Money rolled in from all the over the nation, enough to fund a delegation of hundreds. When deliberations got underway, the women were there, outside the doors, dressed in white. Quite a scene—inside, murderers and marauders, and on the street, the implacable women demanding peace. “We are your conscience,” they said. A vague warning.
The peace talks got underway then stalled. And the women got frustrated. “What is this, a vacation?” they complained. Their frustration was well founded for, meanwhile, back in Monrovia, order collapsed completely. There was little food and water to be had. And thousands fled for shelter to the city stadium.
The tearful women in Accra redoubled their efforts. “Give us peace now,” they sang. Their signs multiplied, proclaiming, “No more guns, no more war.” Everyone entering or leaving the building got an earful.
When back in Monrovia a rebel missile struck the U.S. Embassy, where displaced people were harbored, the women surrounded the building in Accra and linked arms.
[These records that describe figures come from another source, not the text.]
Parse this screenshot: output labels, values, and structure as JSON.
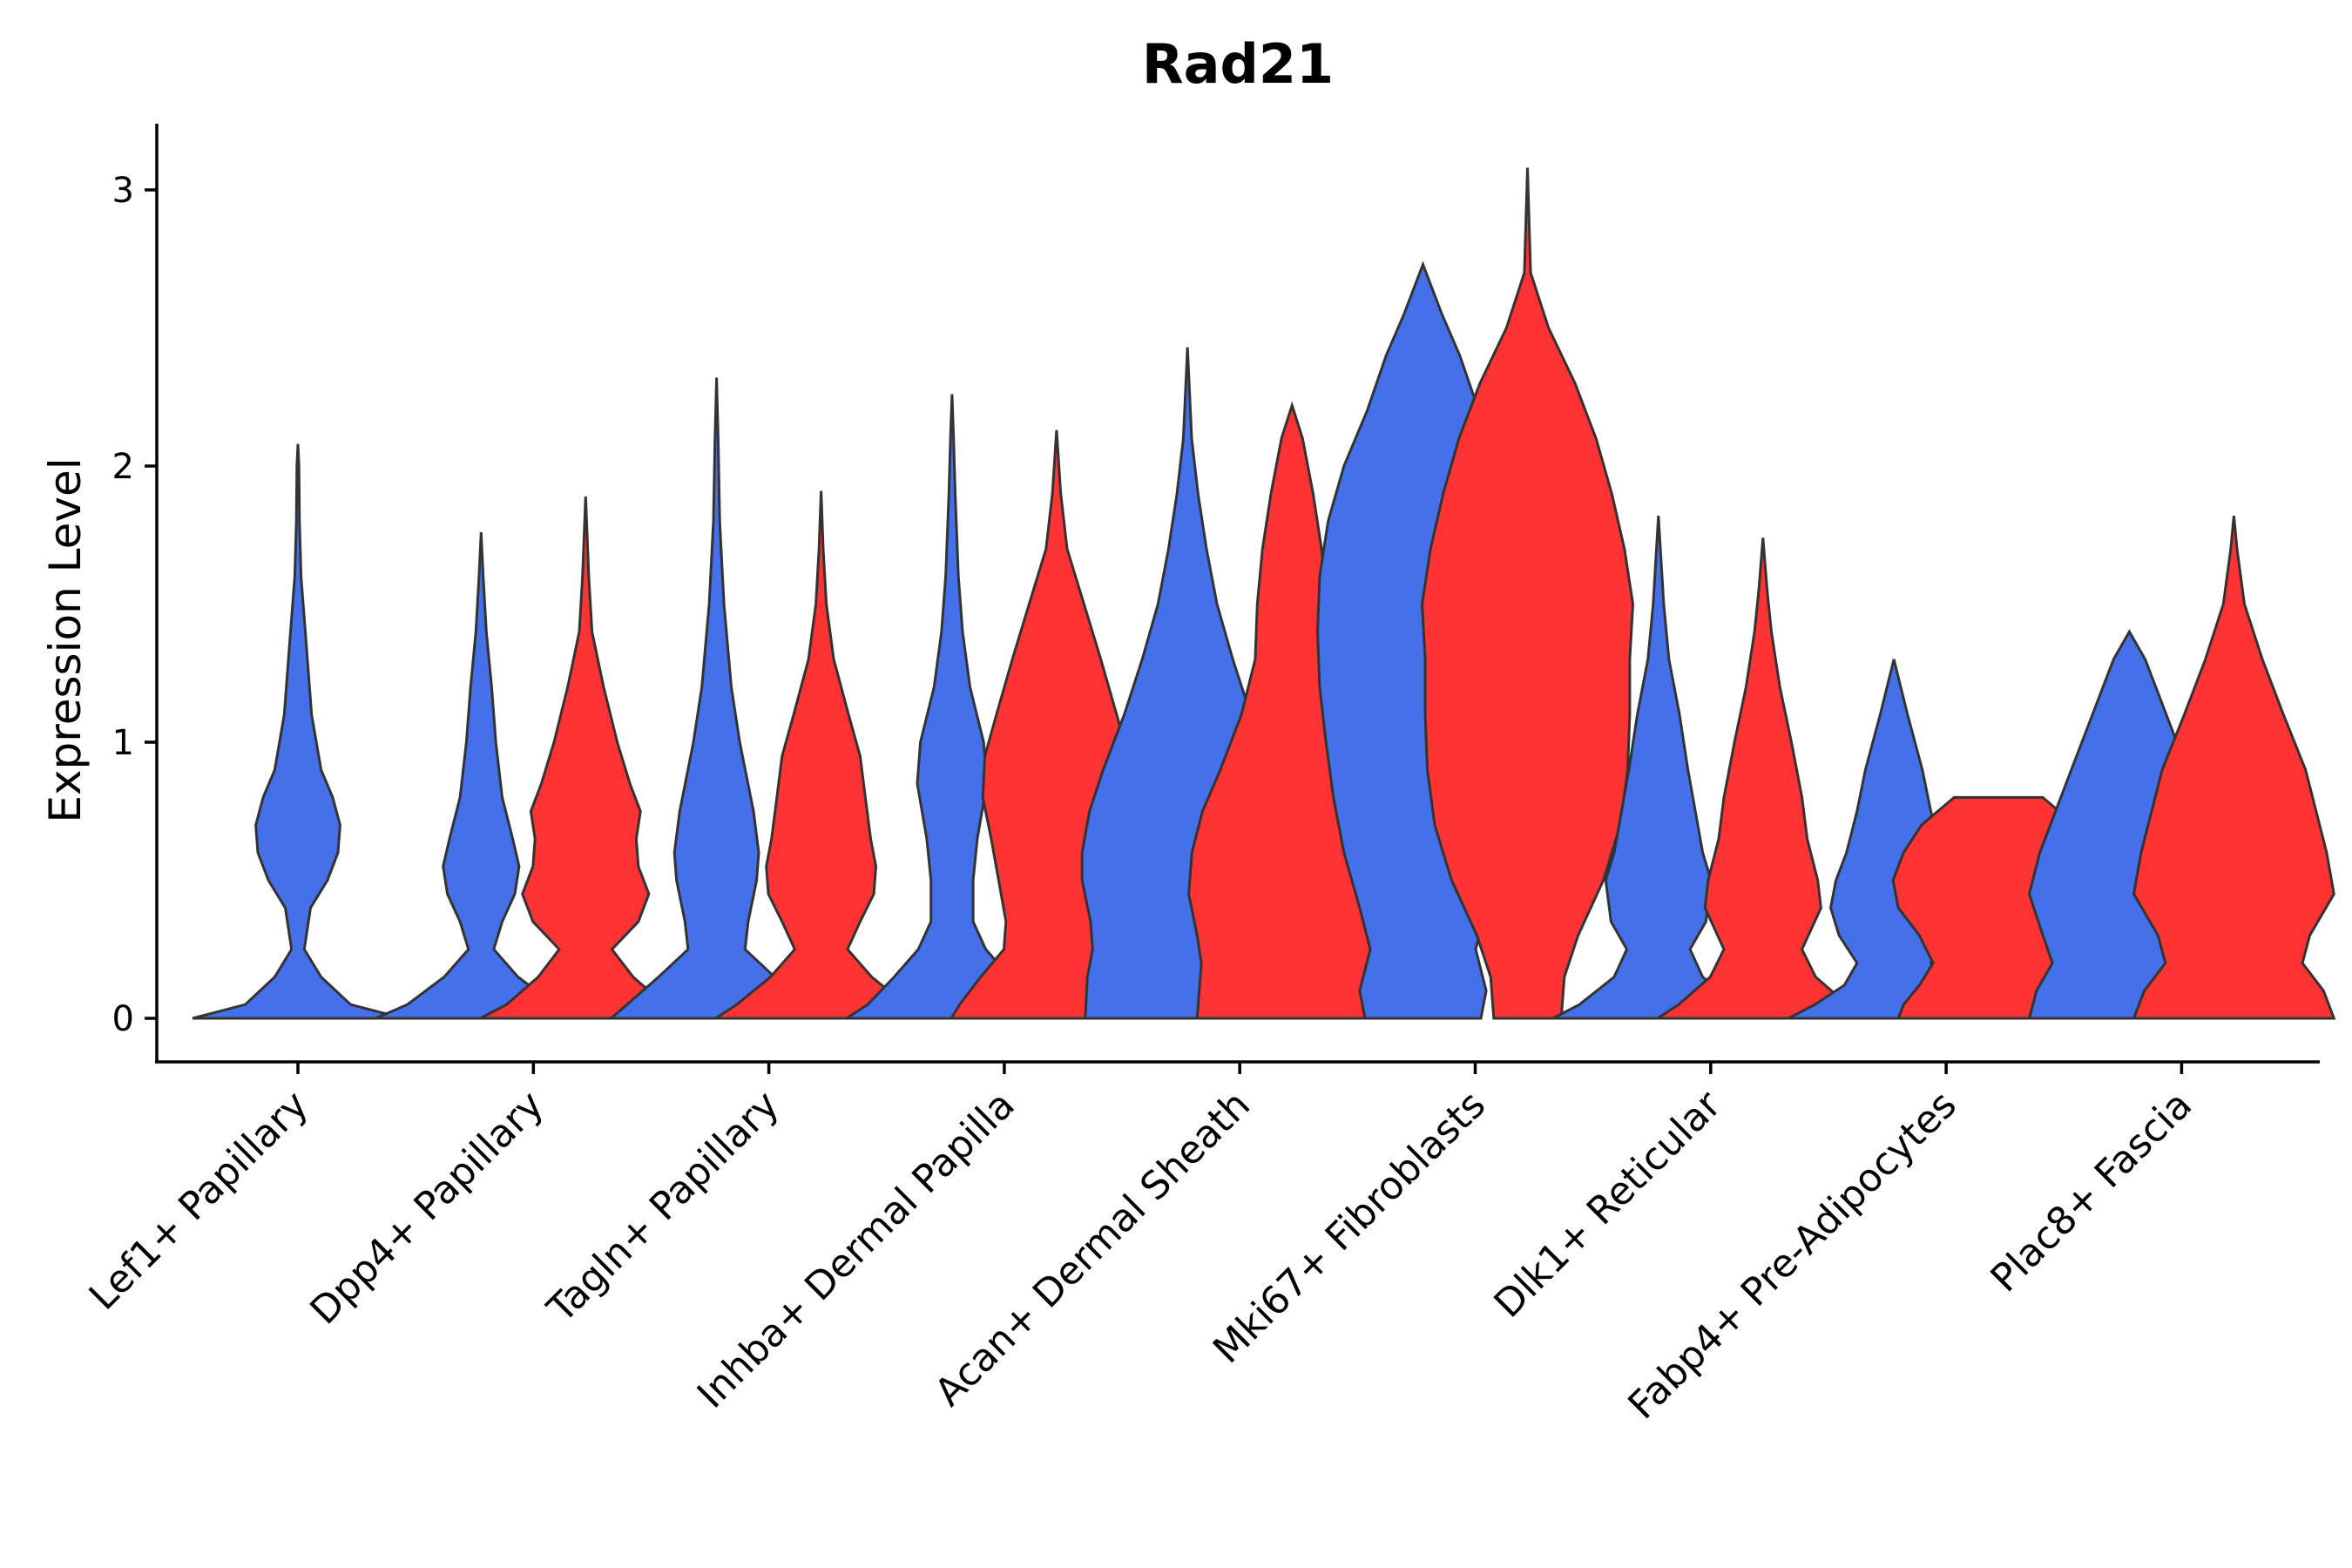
{
  "chart_data": {
    "type": "violin",
    "title": "Rad21",
    "xlabel": "",
    "ylabel": "Expression Level",
    "ylim": [
      -0.15,
      3.25
    ],
    "yticks": [
      0,
      1,
      2,
      3
    ],
    "categories": [
      "Lef1+ Papillary",
      "Dpp4+ Papillary",
      "Tagln+ Papillary",
      "Inhba+ Dermal Papilla",
      "Acan+ Dermal Sheath",
      "Mki67+ Fibroblasts",
      "Dlk1+ Reticular",
      "Fabp4+ Pre-Adipocytes",
      "Plac8+ Fascia"
    ],
    "colors": {
      "group1": "#4470EA",
      "group2": "#FF3333",
      "outline": "#333333"
    },
    "violins": [
      {
        "category": "Lef1+ Papillary",
        "group": "group1",
        "color": "#4470EA",
        "profile": [
          [
            0,
            1.0
          ],
          [
            0.05,
            0.5
          ],
          [
            0.15,
            0.22
          ],
          [
            0.25,
            0.06
          ],
          [
            0.4,
            0.12
          ],
          [
            0.5,
            0.28
          ],
          [
            0.6,
            0.38
          ],
          [
            0.7,
            0.4
          ],
          [
            0.8,
            0.33
          ],
          [
            0.9,
            0.22
          ],
          [
            1.1,
            0.13
          ],
          [
            1.4,
            0.07
          ],
          [
            1.6,
            0.03
          ],
          [
            1.8,
            0.015
          ],
          [
            2.0,
            0.01
          ],
          [
            2.08,
            0
          ]
        ]
      },
      {
        "category": "Dpp4+ Papillary",
        "group": "group1",
        "color": "#4470EA",
        "profile": [
          [
            0,
            1.0
          ],
          [
            0.05,
            0.7
          ],
          [
            0.15,
            0.35
          ],
          [
            0.25,
            0.12
          ],
          [
            0.35,
            0.2
          ],
          [
            0.45,
            0.32
          ],
          [
            0.55,
            0.36
          ],
          [
            0.65,
            0.3
          ],
          [
            0.8,
            0.2
          ],
          [
            1.0,
            0.14
          ],
          [
            1.2,
            0.1
          ],
          [
            1.4,
            0.05
          ],
          [
            1.6,
            0.02
          ],
          [
            1.76,
            0
          ]
        ]
      },
      {
        "category": "Dpp4+ Papillary",
        "group": "group2",
        "color": "#FF3333",
        "profile": [
          [
            0,
            1.0
          ],
          [
            0.05,
            0.75
          ],
          [
            0.15,
            0.45
          ],
          [
            0.25,
            0.25
          ],
          [
            0.35,
            0.5
          ],
          [
            0.45,
            0.6
          ],
          [
            0.55,
            0.5
          ],
          [
            0.65,
            0.48
          ],
          [
            0.75,
            0.52
          ],
          [
            0.85,
            0.42
          ],
          [
            1.0,
            0.3
          ],
          [
            1.2,
            0.17
          ],
          [
            1.4,
            0.06
          ],
          [
            1.6,
            0.03
          ],
          [
            1.89,
            0
          ]
        ]
      },
      {
        "category": "Tagln+ Papillary",
        "group": "group1",
        "color": "#4470EA",
        "profile": [
          [
            0,
            1.0
          ],
          [
            0.05,
            0.85
          ],
          [
            0.15,
            0.55
          ],
          [
            0.25,
            0.27
          ],
          [
            0.35,
            0.3
          ],
          [
            0.5,
            0.38
          ],
          [
            0.6,
            0.4
          ],
          [
            0.75,
            0.35
          ],
          [
            1.0,
            0.22
          ],
          [
            1.2,
            0.14
          ],
          [
            1.5,
            0.07
          ],
          [
            1.8,
            0.03
          ],
          [
            2.1,
            0.015
          ],
          [
            2.32,
            0
          ]
        ]
      },
      {
        "category": "Tagln+ Papillary",
        "group": "group2",
        "color": "#FF3333",
        "profile": [
          [
            0,
            1.0
          ],
          [
            0.05,
            0.8
          ],
          [
            0.15,
            0.48
          ],
          [
            0.25,
            0.25
          ],
          [
            0.35,
            0.37
          ],
          [
            0.45,
            0.5
          ],
          [
            0.55,
            0.52
          ],
          [
            0.65,
            0.47
          ],
          [
            0.8,
            0.42
          ],
          [
            0.95,
            0.37
          ],
          [
            1.1,
            0.26
          ],
          [
            1.3,
            0.12
          ],
          [
            1.5,
            0.05
          ],
          [
            1.7,
            0.02
          ],
          [
            1.91,
            0
          ]
        ]
      },
      {
        "category": "Inhba+ Dermal Papilla",
        "group": "group1",
        "color": "#4470EA",
        "profile": [
          [
            0,
            1.0
          ],
          [
            0.05,
            0.8
          ],
          [
            0.15,
            0.55
          ],
          [
            0.25,
            0.32
          ],
          [
            0.35,
            0.2
          ],
          [
            0.5,
            0.2
          ],
          [
            0.65,
            0.24
          ],
          [
            0.85,
            0.33
          ],
          [
            1.0,
            0.3
          ],
          [
            1.2,
            0.17
          ],
          [
            1.4,
            0.1
          ],
          [
            1.6,
            0.06
          ],
          [
            1.9,
            0.03
          ],
          [
            2.1,
            0.015
          ],
          [
            2.26,
            0
          ]
        ]
      },
      {
        "category": "Inhba+ Dermal Papilla",
        "group": "group2",
        "color": "#FF3333",
        "profile": [
          [
            0,
            1.0
          ],
          [
            0.05,
            0.92
          ],
          [
            0.15,
            0.72
          ],
          [
            0.25,
            0.5
          ],
          [
            0.35,
            0.48
          ],
          [
            0.5,
            0.55
          ],
          [
            0.65,
            0.62
          ],
          [
            0.8,
            0.7
          ],
          [
            0.95,
            0.68
          ],
          [
            1.1,
            0.57
          ],
          [
            1.3,
            0.42
          ],
          [
            1.5,
            0.26
          ],
          [
            1.7,
            0.1
          ],
          [
            1.9,
            0.04
          ],
          [
            2.13,
            0
          ]
        ]
      },
      {
        "category": "Acan+ Dermal Sheath",
        "group": "group1",
        "color": "#4470EA",
        "profile": [
          [
            0,
            0.97
          ],
          [
            0.15,
            0.95
          ],
          [
            0.25,
            0.9
          ],
          [
            0.35,
            0.92
          ],
          [
            0.5,
            1.0
          ],
          [
            0.6,
            1.0
          ],
          [
            0.75,
            0.93
          ],
          [
            0.9,
            0.8
          ],
          [
            1.1,
            0.6
          ],
          [
            1.3,
            0.43
          ],
          [
            1.5,
            0.28
          ],
          [
            1.7,
            0.18
          ],
          [
            1.9,
            0.1
          ],
          [
            2.1,
            0.04
          ],
          [
            2.43,
            0
          ]
        ]
      },
      {
        "category": "Acan+ Dermal Sheath",
        "group": "group2",
        "color": "#FF3333",
        "profile": [
          [
            0,
            0.9
          ],
          [
            0.1,
            0.88
          ],
          [
            0.2,
            0.86
          ],
          [
            0.3,
            0.9
          ],
          [
            0.45,
            0.98
          ],
          [
            0.6,
            0.95
          ],
          [
            0.75,
            0.85
          ],
          [
            0.9,
            0.68
          ],
          [
            1.1,
            0.48
          ],
          [
            1.3,
            0.35
          ],
          [
            1.5,
            0.33
          ],
          [
            1.7,
            0.28
          ],
          [
            1.9,
            0.2
          ],
          [
            2.1,
            0.1
          ],
          [
            2.22,
            0
          ]
        ]
      },
      {
        "category": "Mki67+ Fibroblasts",
        "group": "group1",
        "color": "#4470EA",
        "profile": [
          [
            0,
            0.55
          ],
          [
            0.1,
            0.6
          ],
          [
            0.25,
            0.5
          ],
          [
            0.4,
            0.6
          ],
          [
            0.6,
            0.75
          ],
          [
            0.8,
            0.85
          ],
          [
            1.0,
            0.92
          ],
          [
            1.2,
            0.98
          ],
          [
            1.4,
            1.0
          ],
          [
            1.6,
            0.98
          ],
          [
            1.8,
            0.9
          ],
          [
            2.0,
            0.75
          ],
          [
            2.2,
            0.53
          ],
          [
            2.4,
            0.35
          ],
          [
            2.55,
            0.18
          ],
          [
            2.73,
            0
          ]
        ]
      },
      {
        "category": "Mki67+ Fibroblasts",
        "group": "group2",
        "color": "#FF3333",
        "profile": [
          [
            0,
            0.32
          ],
          [
            0.15,
            0.35
          ],
          [
            0.3,
            0.48
          ],
          [
            0.5,
            0.72
          ],
          [
            0.7,
            0.88
          ],
          [
            0.9,
            0.95
          ],
          [
            1.1,
            0.97
          ],
          [
            1.3,
            0.97
          ],
          [
            1.5,
            1.0
          ],
          [
            1.7,
            0.92
          ],
          [
            1.9,
            0.8
          ],
          [
            2.1,
            0.65
          ],
          [
            2.3,
            0.45
          ],
          [
            2.5,
            0.2
          ],
          [
            2.7,
            0.03
          ],
          [
            3.08,
            0
          ]
        ]
      },
      {
        "category": "Dlk1+ Reticular",
        "group": "group1",
        "color": "#4470EA",
        "profile": [
          [
            0,
            1.0
          ],
          [
            0.05,
            0.75
          ],
          [
            0.15,
            0.42
          ],
          [
            0.25,
            0.3
          ],
          [
            0.35,
            0.45
          ],
          [
            0.5,
            0.5
          ],
          [
            0.6,
            0.42
          ],
          [
            0.75,
            0.35
          ],
          [
            0.9,
            0.28
          ],
          [
            1.1,
            0.2
          ],
          [
            1.3,
            0.1
          ],
          [
            1.5,
            0.05
          ],
          [
            1.82,
            0
          ]
        ]
      },
      {
        "category": "Dlk1+ Reticular",
        "group": "group2",
        "color": "#FF3333",
        "profile": [
          [
            0,
            1.0
          ],
          [
            0.05,
            0.8
          ],
          [
            0.15,
            0.5
          ],
          [
            0.25,
            0.37
          ],
          [
            0.4,
            0.55
          ],
          [
            0.5,
            0.52
          ],
          [
            0.65,
            0.42
          ],
          [
            0.8,
            0.37
          ],
          [
            1.0,
            0.27
          ],
          [
            1.2,
            0.16
          ],
          [
            1.4,
            0.08
          ],
          [
            1.55,
            0.04
          ],
          [
            1.74,
            0
          ]
        ]
      },
      {
        "category": "Fabp4+ Pre-Adipocytes",
        "group": "group1",
        "color": "#4470EA",
        "profile": [
          [
            0,
            1.0
          ],
          [
            0.05,
            0.75
          ],
          [
            0.12,
            0.47
          ],
          [
            0.2,
            0.35
          ],
          [
            0.3,
            0.52
          ],
          [
            0.4,
            0.6
          ],
          [
            0.5,
            0.55
          ],
          [
            0.6,
            0.45
          ],
          [
            0.75,
            0.35
          ],
          [
            0.9,
            0.27
          ],
          [
            1.1,
            0.13
          ],
          [
            1.3,
            0
          ]
        ]
      },
      {
        "category": "Fabp4+ Pre-Adipocytes",
        "group": "group2",
        "color": "#FF3333",
        "profile": [
          [
            0,
            0.95
          ],
          [
            0.05,
            0.9
          ],
          [
            0.12,
            0.75
          ],
          [
            0.2,
            0.62
          ],
          [
            0.3,
            0.75
          ],
          [
            0.4,
            0.95
          ],
          [
            0.5,
            1.0
          ],
          [
            0.6,
            0.9
          ],
          [
            0.7,
            0.73
          ],
          [
            0.8,
            0.42
          ],
          [
            0.8,
            0
          ]
        ]
      },
      {
        "category": "Plac8+ Fascia",
        "group": "group1",
        "color": "#4470EA",
        "profile": [
          [
            0,
            0.95
          ],
          [
            0.1,
            0.88
          ],
          [
            0.2,
            0.73
          ],
          [
            0.3,
            0.82
          ],
          [
            0.45,
            0.95
          ],
          [
            0.6,
            0.85
          ],
          [
            0.75,
            0.7
          ],
          [
            0.9,
            0.55
          ],
          [
            1.1,
            0.35
          ],
          [
            1.3,
            0.15
          ],
          [
            1.4,
            0
          ]
        ]
      },
      {
        "category": "Plac8+ Fascia",
        "group": "group2",
        "color": "#FF3333",
        "profile": [
          [
            0,
            0.95
          ],
          [
            0.1,
            0.85
          ],
          [
            0.2,
            0.65
          ],
          [
            0.3,
            0.72
          ],
          [
            0.45,
            0.95
          ],
          [
            0.6,
            0.88
          ],
          [
            0.75,
            0.78
          ],
          [
            0.9,
            0.68
          ],
          [
            1.1,
            0.47
          ],
          [
            1.3,
            0.27
          ],
          [
            1.5,
            0.1
          ],
          [
            1.7,
            0.03
          ],
          [
            1.82,
            0
          ]
        ]
      }
    ]
  }
}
Until the carnage ended, they said, they would not leave. “The peace talks have been seized by General Leynab and her troops….” said a mocking security guard over the PA system.
The women had locked them down. And when a warlord appeared at the door, trying to pass by, Leynab ordered: “Go back in there and sit down. If you were a real man, you wouldn’t be killing your people. That’s why I have to treat you like a boy. Go back and sit down and negotiate peace!”
Slowly, the tide turned. The international community got involved and on August 11, 2003, Taylor left for Nigeria, setting off days of celebrations. But the women knew their work was not over. A transitional government was put into place, and the women knew they had to monitor its every decision.
Meantime they took up the thorny issue of forgiveness. “The men make all the mistakes,” Leynab said. “They brought war and poverty.” Oceans of blood were on their hands. How to forgive them? They discussed it and tried, reaching out first to ex-child soldiers, seeing in the boys’ own eyes the boys’ own brutal victimization.
Finally, January 2006, arrived the general elections, a day of improbably achievement. Elected president of Liberia that day was Ellen Johnson Sirleaf, the first woman in all of Africa ever elected to such high office. “Icing on the cake,’ Leynab said with cool nonchalance.
And reflecting back on those years, she said: “We stepped out and did the unimaginable.”
Indeed they did. And in doing the unimaginable, they have so much to teach us. About faith and nonviolence, prayer and struggle. About giving our lives for justice and disarmament. About vision and imagination. About strength, power and fearlessness. About what really matters. About changing the world.
“The heroism on view in the documentary is breathtaking,” wrote the Christian Science Monitor.“Uplifting, disheartening, inspiring, enraging,” wrote the New York Times.
Pray the Devil Back to Hell. I urge you to watch it with your church and peace groups. Discuss how we too might catch the noble spirit of these holy women and build a nonviolent movement here in the U.S. Let’s adopt their derring-do and put an end to war, weapons, poverty, executions and global climate change. The women of Liberia embolden us to steel our hearts. Perhaps we too can pray the devil back to hell.